Crude oil risks skewed to downside
Fawad Razaqzada May 1, 2018 12:37 PM
Crude oil prices have been unable to build on the large gains made during Monday’s session. Those gains were driven by increased concerns over the potential restriction of Iranian oil exports after Israeli Prime Minister Benjamin Netanyahu accused Tehran of having a secret plan to build nuclear weapons. Israel said it has evidence on Iran’s nuclear-weapons programme, which, if proved, could revoke the 2015 deal and lead to the re-imposition of economic sanctions on Iran, including restricting its oil exports. But one has to wonder what exactly Israel’s motive is given the timing of this announcement as its closest ally – the US – is meanwhile strongly considering to withdraw from the deal and re-impose sanctions on Iran. US President Donald Trump has until 12 May to make a decision. The longer he waits, the more nervous the oil market may become and thus we could see further volatile price action in the days leading up to the decision day. Make no mistake about it, Iran is a major oil player – the world’s fifth and OPEC’s third largest producer – and what the US decides will have a big impact on prices. But you have to wonder how much of the risks Trump revoking the nuclear accord are already priced in. While not fully, we think that it is mostly in the price by now. Thus, the biggest risk as far as oil prices are concerned would be if the US were to decide against withdrawing from the deal. This would most likely cause a sharp slide in prices of crude oil. In any case, we doubt oil prices will remain elevated for too long anyway. If a decision is made against Iran, Saudi and other OPEC countries could easily boost their output to fill the void. But the real problem for the OPEC is the US. Here, oil supplies are continuing to grow and there are no signs of a reversal. Thus, once the Iranian situation is sorted, the market’s focus is likely to turn back to the US.

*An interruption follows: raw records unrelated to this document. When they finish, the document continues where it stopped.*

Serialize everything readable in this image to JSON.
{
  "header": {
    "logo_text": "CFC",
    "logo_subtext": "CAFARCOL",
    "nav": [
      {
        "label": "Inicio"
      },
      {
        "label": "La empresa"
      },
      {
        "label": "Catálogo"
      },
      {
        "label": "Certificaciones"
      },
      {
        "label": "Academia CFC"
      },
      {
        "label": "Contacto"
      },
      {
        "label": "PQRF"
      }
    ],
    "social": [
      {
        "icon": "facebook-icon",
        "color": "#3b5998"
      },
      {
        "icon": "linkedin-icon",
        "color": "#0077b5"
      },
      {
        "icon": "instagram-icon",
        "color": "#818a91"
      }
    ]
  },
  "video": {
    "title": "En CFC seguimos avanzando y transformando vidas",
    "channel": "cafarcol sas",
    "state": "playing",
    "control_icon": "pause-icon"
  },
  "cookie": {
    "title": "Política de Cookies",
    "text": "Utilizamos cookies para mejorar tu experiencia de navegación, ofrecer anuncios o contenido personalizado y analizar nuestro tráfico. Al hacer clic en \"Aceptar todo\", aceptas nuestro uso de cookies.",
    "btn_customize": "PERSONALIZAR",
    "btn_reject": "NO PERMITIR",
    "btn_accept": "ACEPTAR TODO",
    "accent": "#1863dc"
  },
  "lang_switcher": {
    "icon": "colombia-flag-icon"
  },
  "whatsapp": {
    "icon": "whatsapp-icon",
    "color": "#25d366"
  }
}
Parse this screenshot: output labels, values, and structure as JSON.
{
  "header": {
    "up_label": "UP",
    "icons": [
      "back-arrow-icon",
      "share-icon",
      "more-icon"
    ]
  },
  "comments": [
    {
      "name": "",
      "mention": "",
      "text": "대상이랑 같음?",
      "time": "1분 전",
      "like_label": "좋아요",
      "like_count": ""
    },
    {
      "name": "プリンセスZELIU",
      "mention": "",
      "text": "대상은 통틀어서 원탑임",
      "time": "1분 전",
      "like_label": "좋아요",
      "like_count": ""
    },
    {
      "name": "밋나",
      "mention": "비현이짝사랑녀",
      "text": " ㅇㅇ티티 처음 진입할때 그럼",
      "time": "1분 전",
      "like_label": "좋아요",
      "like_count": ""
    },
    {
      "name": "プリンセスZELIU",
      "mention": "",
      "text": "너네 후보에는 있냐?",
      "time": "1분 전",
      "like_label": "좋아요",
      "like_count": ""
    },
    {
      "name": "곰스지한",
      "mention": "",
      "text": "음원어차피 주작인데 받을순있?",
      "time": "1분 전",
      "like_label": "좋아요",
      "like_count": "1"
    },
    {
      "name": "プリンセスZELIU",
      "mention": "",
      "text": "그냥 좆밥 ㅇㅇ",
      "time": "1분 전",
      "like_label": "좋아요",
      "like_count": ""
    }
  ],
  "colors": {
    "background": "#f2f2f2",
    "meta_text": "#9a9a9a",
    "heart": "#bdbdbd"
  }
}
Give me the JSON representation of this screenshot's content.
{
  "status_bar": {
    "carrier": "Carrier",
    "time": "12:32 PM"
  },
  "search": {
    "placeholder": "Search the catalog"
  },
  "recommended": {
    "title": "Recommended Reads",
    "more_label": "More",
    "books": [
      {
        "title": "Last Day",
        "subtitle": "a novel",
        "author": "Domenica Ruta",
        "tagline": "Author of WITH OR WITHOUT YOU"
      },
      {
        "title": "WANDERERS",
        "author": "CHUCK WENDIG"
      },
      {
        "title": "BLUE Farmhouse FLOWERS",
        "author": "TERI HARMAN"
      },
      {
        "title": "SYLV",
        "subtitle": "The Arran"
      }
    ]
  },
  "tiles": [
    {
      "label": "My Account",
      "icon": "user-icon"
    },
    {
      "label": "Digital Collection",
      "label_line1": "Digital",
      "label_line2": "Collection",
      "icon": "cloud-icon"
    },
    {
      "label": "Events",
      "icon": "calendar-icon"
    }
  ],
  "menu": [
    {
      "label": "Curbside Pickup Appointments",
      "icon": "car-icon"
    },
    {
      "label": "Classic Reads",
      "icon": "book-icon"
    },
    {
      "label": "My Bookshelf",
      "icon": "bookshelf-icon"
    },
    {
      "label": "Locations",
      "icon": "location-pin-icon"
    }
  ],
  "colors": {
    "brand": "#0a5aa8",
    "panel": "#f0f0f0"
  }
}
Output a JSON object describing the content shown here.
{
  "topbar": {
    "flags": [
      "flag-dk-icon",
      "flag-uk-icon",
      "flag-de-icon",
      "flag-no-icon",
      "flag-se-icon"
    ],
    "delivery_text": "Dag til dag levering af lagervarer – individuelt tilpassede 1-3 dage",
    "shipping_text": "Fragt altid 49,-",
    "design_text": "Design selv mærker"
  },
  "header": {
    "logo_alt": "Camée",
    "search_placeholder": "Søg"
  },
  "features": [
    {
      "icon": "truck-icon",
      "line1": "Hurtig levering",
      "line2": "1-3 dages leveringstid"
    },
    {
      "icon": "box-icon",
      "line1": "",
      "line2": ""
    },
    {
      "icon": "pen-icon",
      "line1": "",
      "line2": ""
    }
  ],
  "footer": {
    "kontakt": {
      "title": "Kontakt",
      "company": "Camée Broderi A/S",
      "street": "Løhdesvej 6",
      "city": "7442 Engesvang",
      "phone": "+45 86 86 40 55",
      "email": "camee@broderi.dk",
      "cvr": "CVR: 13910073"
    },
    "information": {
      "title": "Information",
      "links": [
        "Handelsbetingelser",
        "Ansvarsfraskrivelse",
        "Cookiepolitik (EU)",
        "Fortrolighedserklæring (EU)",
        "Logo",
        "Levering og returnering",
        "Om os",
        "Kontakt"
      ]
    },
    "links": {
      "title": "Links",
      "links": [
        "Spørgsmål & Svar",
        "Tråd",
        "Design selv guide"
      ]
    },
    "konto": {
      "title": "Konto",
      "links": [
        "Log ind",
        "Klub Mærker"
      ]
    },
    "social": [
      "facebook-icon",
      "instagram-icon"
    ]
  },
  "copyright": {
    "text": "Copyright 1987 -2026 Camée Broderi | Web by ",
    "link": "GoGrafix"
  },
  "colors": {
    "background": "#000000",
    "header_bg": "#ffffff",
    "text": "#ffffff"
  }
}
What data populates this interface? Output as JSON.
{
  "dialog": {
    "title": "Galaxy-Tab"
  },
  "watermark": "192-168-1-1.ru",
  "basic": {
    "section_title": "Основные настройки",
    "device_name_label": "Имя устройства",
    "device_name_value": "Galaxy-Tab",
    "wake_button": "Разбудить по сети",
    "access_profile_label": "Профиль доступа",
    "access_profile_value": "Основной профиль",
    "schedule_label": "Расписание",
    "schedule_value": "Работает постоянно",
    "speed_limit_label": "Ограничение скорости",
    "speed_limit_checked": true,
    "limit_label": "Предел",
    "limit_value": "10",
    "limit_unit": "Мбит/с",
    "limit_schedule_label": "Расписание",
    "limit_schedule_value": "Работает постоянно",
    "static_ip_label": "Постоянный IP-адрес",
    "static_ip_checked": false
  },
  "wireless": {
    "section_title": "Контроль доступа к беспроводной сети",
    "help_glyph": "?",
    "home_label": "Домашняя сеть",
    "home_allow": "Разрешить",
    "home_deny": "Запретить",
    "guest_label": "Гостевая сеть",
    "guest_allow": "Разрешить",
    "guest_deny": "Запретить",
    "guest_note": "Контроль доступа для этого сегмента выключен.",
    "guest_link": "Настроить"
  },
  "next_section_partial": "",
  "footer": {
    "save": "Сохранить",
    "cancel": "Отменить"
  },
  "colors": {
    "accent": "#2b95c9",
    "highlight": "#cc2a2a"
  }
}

Brent oil technical outlook
From a technical point of view, the rally in oil prices look a little tired in the short term outlook. It has been a little over a week now that Brent has been unable to hold above the psychologically-important $75 handle on a daily closing basis. In fact, on Monday it may have even created a short-term top when its attempt to take out the previous high of $75.40/5 was quickly met with selling pressure, leading to another close below that $75 hurdle again. The momentum indicator Relative Strength Index (RSI) is also pointing to bullish exhaustion signs. The RSI, which had been in a state of negative divergence as oil made new 2018 highs recently, has just created another divergence i.e. lower low relative to underlying Brent crude prices which on Monday made a fresh higher high above last week’s peak. So, there is a possibility we may see lower oil prices in the days to come, at least from a technical perspective anyway. The short-term bias would turn bearish in the event yesterday’s low and support at $72.85 gives way now. If it does then Brent may drop to $71.85 support next, possibly even lower in the days to come towards the subsequent supports at $71.25, $69.60 and $68.80. All of these levels were previously resistance. All that being said, however, if Brent were to close decisively above that $75 hurdle then this would render any short-term bearish signals mentioned void, as this would be a further bullish development. In this potential scenario, Brent may go on to rally towards the 161.8% Fibonacci extension level at $77.10 next.